Depuis quelques années, les bienfaits de certains aliments et nutriments, nommés probiotiques ou prébiotiques, sont de plus en plus connus et reconnus pour leurs effets bénéfiques sur le microbiote intestinal.

Dans une étude parue le 13 janvier dans la revue spécialisée Gut Microbes, des chercheurs de l’Université d’Etat de San Diego (États-Unis) révèlent que des aliments plus courants, plus “quelconques”, ont aussi, à leur façon, un effet intéressant à exploiter pour “dompter” la jungle bactérienne du microbiote.

Les chercheurs ont ici commencé leur expérience en identifiant des aliments considérés comme “antimicrobiens”, tels que le miel, la réglisse, la stévia, l’aspartame, la sauce piquante, l’origan, la cannelle, le clou de girofle ou encore la busserole (ou raisin d’ours).
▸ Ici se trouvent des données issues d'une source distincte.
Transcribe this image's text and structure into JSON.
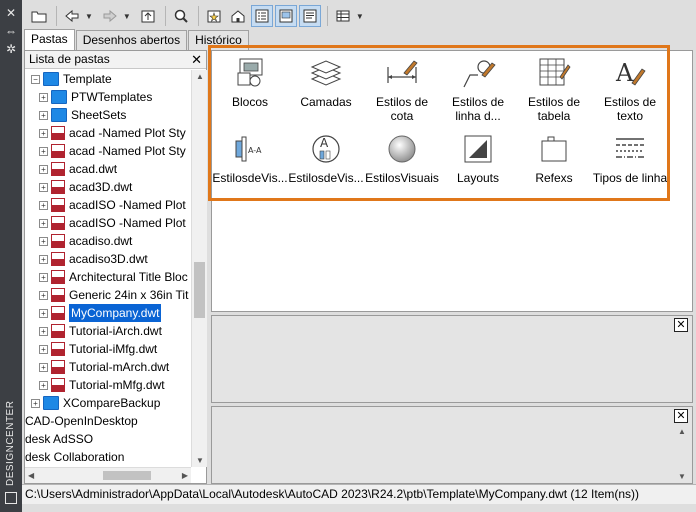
{
  "strip": {
    "title": "DESIGNCENTER"
  },
  "tabs": [
    {
      "label": "Pastas",
      "active": true
    },
    {
      "label": "Desenhos abertos",
      "active": false
    },
    {
      "label": "Histórico",
      "active": false
    }
  ],
  "left_pane": {
    "header": "Lista de pastas",
    "tree": [
      {
        "label": "Template",
        "icon": "folder-icon",
        "expanded": true
      },
      {
        "label": "PTWTemplates",
        "icon": "folder-icon"
      },
      {
        "label": "SheetSets",
        "icon": "folder-icon"
      },
      {
        "label": "acad -Named Plot Sty",
        "icon": "dwt-file-icon"
      },
      {
        "label": "acad -Named Plot Sty",
        "icon": "dwt-file-icon"
      },
      {
        "label": "acad.dwt",
        "icon": "dwt-file-icon"
      },
      {
        "label": "acad3D.dwt",
        "icon": "dwt-file-icon"
      },
      {
        "label": "acadISO -Named Plot",
        "icon": "dwt-file-icon"
      },
      {
        "label": "acadISO -Named Plot",
        "icon": "dwt-file-icon"
      },
      {
        "label": "acadiso.dwt",
        "icon": "dwt-file-icon"
      },
      {
        "label": "acadiso3D.dwt",
        "icon": "dwt-file-icon"
      },
      {
        "label": "Architectural Title Bloc",
        "icon": "dwt-file-icon"
      },
      {
        "label": "Generic 24in x 36in Tit",
        "icon": "dwt-file-icon"
      },
      {
        "label": "MyCompany.dwt",
        "icon": "dwt-file-icon",
        "selected": true
      },
      {
        "label": "Tutorial-iArch.dwt",
        "icon": "dwt-file-icon"
      },
      {
        "label": "Tutorial-iMfg.dwt",
        "icon": "dwt-file-icon"
      },
      {
        "label": "Tutorial-mArch.dwt",
        "icon": "dwt-file-icon"
      },
      {
        "label": "Tutorial-mMfg.dwt",
        "icon": "dwt-file-icon"
      },
      {
        "label": "XCompareBackup",
        "icon": "folder-icon"
      },
      {
        "label": "CAD-OpenInDesktop",
        "icon": ""
      },
      {
        "label": "desk AdSSO",
        "icon": ""
      },
      {
        "label": "desk Collaboration",
        "icon": ""
      }
    ]
  },
  "grid": {
    "items": [
      {
        "label": "Blocos",
        "icon": "blocks-icon"
      },
      {
        "label": "Camadas",
        "icon": "layers-icon"
      },
      {
        "label": "Estilos de cota",
        "icon": "dimension-styles-icon"
      },
      {
        "label": "Estilos de linha d...",
        "icon": "multileader-styles-icon"
      },
      {
        "label": "Estilos de tabela",
        "icon": "table-styles-icon"
      },
      {
        "label": "Estilos de texto",
        "icon": "text-styles-icon"
      },
      {
        "label": "EstilosdeVis...",
        "icon": "visual-styles-a-icon"
      },
      {
        "label": "EstilosdeVis...",
        "icon": "visual-styles-b-icon"
      },
      {
        "label": "EstilosVisuais",
        "icon": "visual-styles-sphere-icon"
      },
      {
        "label": "Layouts",
        "icon": "layouts-icon"
      },
      {
        "label": "Refexs",
        "icon": "xrefs-icon"
      },
      {
        "label": "Tipos de linha",
        "icon": "linetypes-icon"
      }
    ]
  },
  "status": {
    "path": "C:\\Users\\Administrador\\AppData\\Local\\Autodesk\\AutoCAD 2023\\R24.2\\ptb\\Template\\MyCompany.dwt (12 Item(ns))"
  },
  "colors": {
    "highlight": "#e0771a",
    "selection": "#0a64d4",
    "strip": "#3c3f44"
  }
}
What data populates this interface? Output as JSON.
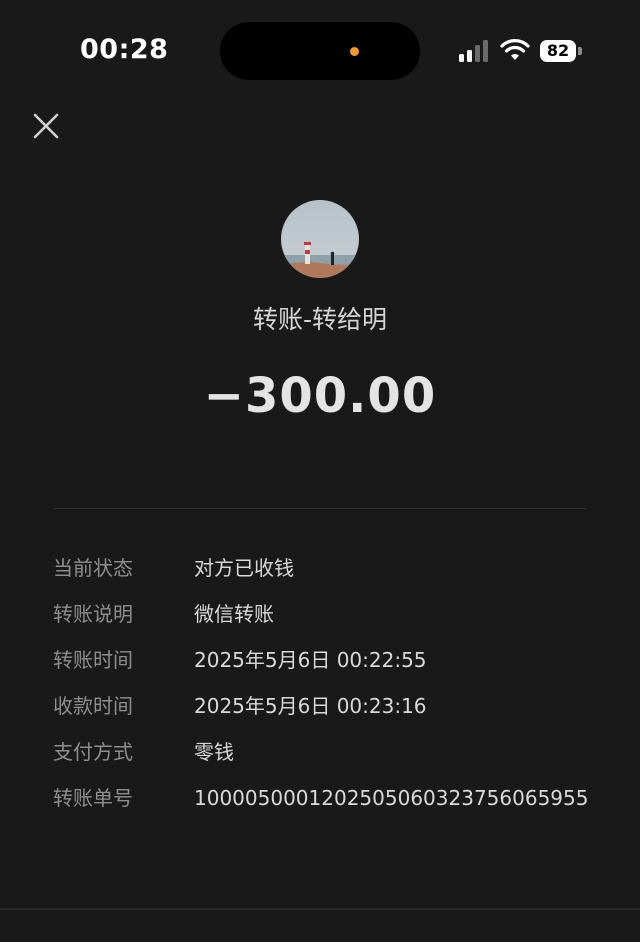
{
  "status_bar": {
    "time": "00:28",
    "battery_level": "82",
    "icons": [
      "signal-icon",
      "wifi-icon",
      "battery-icon"
    ]
  },
  "header": {
    "close_icon": "close-icon"
  },
  "transfer": {
    "title": "转账-转给明",
    "amount": "−300.00"
  },
  "details": [
    {
      "label": "当前状态",
      "value": "对方已收钱"
    },
    {
      "label": "转账说明",
      "value": "微信转账"
    },
    {
      "label": "转账时间",
      "value": "2025年5月6日 00:22:55"
    },
    {
      "label": "收款时间",
      "value": "2025年5月6日 00:23:16"
    },
    {
      "label": "支付方式",
      "value": "零钱"
    },
    {
      "label": "转账单号",
      "value": "100005000120250506032375606595​5"
    }
  ],
  "colors": {
    "background": "#191919",
    "label": "#8e8e8e",
    "value": "#d9d9d9",
    "island_dot": "#f29a2c"
  }
}
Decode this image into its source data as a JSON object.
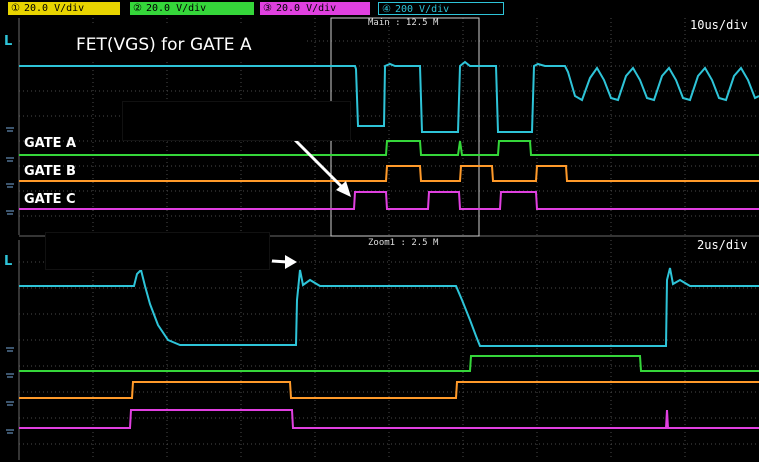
{
  "channels": [
    {
      "id": "1",
      "label": "20.0 V",
      "unit_suffix": "/div",
      "color": "#2ec4d8"
    },
    {
      "id": "2",
      "label": "20.0 V",
      "unit_suffix": "/div",
      "color": "#35d63a"
    },
    {
      "id": "3",
      "label": "20.0 V",
      "unit_suffix": "/div",
      "color": "#e040e0"
    },
    {
      "id": "4",
      "label": "200 V",
      "unit_suffix": "/div",
      "color": "#2ec4d8"
    }
  ],
  "main": {
    "timebase": "10us/div",
    "zoom_box_label": "Main : 12.5 M",
    "title": "FET(VGS) for GATE A",
    "trace_labels": [
      "GATE A",
      "GATE B",
      "GATE C"
    ]
  },
  "zoom": {
    "timebase": "2us/div",
    "label": "Zoom1 : 2.5 M"
  },
  "markers": {
    "level": "L",
    "ground": "⏚"
  },
  "colors": {
    "cyan": "#2ec4d8",
    "green": "#35d63a",
    "orange": "#ff9a2a",
    "magenta": "#e040e0",
    "grid": "#4a4a4a"
  }
}
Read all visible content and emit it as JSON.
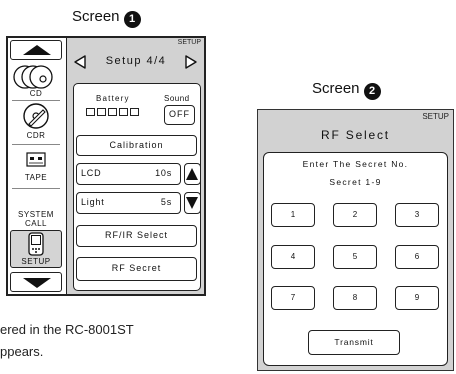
{
  "screen1": {
    "caption": "Screen",
    "caption_num": "1",
    "scroll_up_icon": "triangle-up",
    "scroll_down_icon": "triangle-down",
    "sources": [
      {
        "label": "CD",
        "icon": "cd-stack-icon"
      },
      {
        "label": "CDR",
        "icon": "cdr-disc-icon"
      },
      {
        "label": "TAPE",
        "icon": "cassette-icon"
      },
      {
        "label": "SYSTEM\nCALL",
        "icon": ""
      },
      {
        "label": "SETUP",
        "icon": "remote-icon",
        "selected": true
      }
    ],
    "setup_tag": "SETUP",
    "page_title": "Setup 4/4",
    "battery_label": "Battery",
    "battery_level": 0,
    "sound_label": "Sound",
    "sound_button": "OFF",
    "calibration_button": "Calibration",
    "lcd_label": "LCD",
    "lcd_value": "10s",
    "light_label": "Light",
    "light_value": "5s",
    "rf_ir_button": "RF/IR Select",
    "rf_secret_button": "RF Secret"
  },
  "manual_text": {
    "line1": "ered in the RC-8001ST",
    "line2": "ppears."
  },
  "screen2": {
    "caption": "Screen",
    "caption_num": "2",
    "setup_tag": "SETUP",
    "title": "RF Select",
    "prompt_line1": "Enter The Secret No.",
    "prompt_line2": "Secret 1-9",
    "keys": [
      "1",
      "2",
      "3",
      "4",
      "5",
      "6",
      "7",
      "8",
      "9"
    ],
    "transmit_button": "Transmit"
  }
}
Le dentifrice, connu pour contenir des agents antimicrobiens, a également été testé.

En mettant ces aliments en contact avec des échantillons de flore intestinale, les chercheurs ont constaté que ces aliments avaient un effet sur le nombre de bactéries en présence, car ils déclenchaient la production de bactériophages, des virus qui infectent et se répliquent à l’intérieur des bactéries, engendrant leur mort. En provoquant l’augmentation du nombre de phages tueurs de bactéries dans le tractus digestif, miel, stévia et autres aliments dits “antimicrobiens” pourraient ainsi modifier la composition bactérienne du microbiote intestinal.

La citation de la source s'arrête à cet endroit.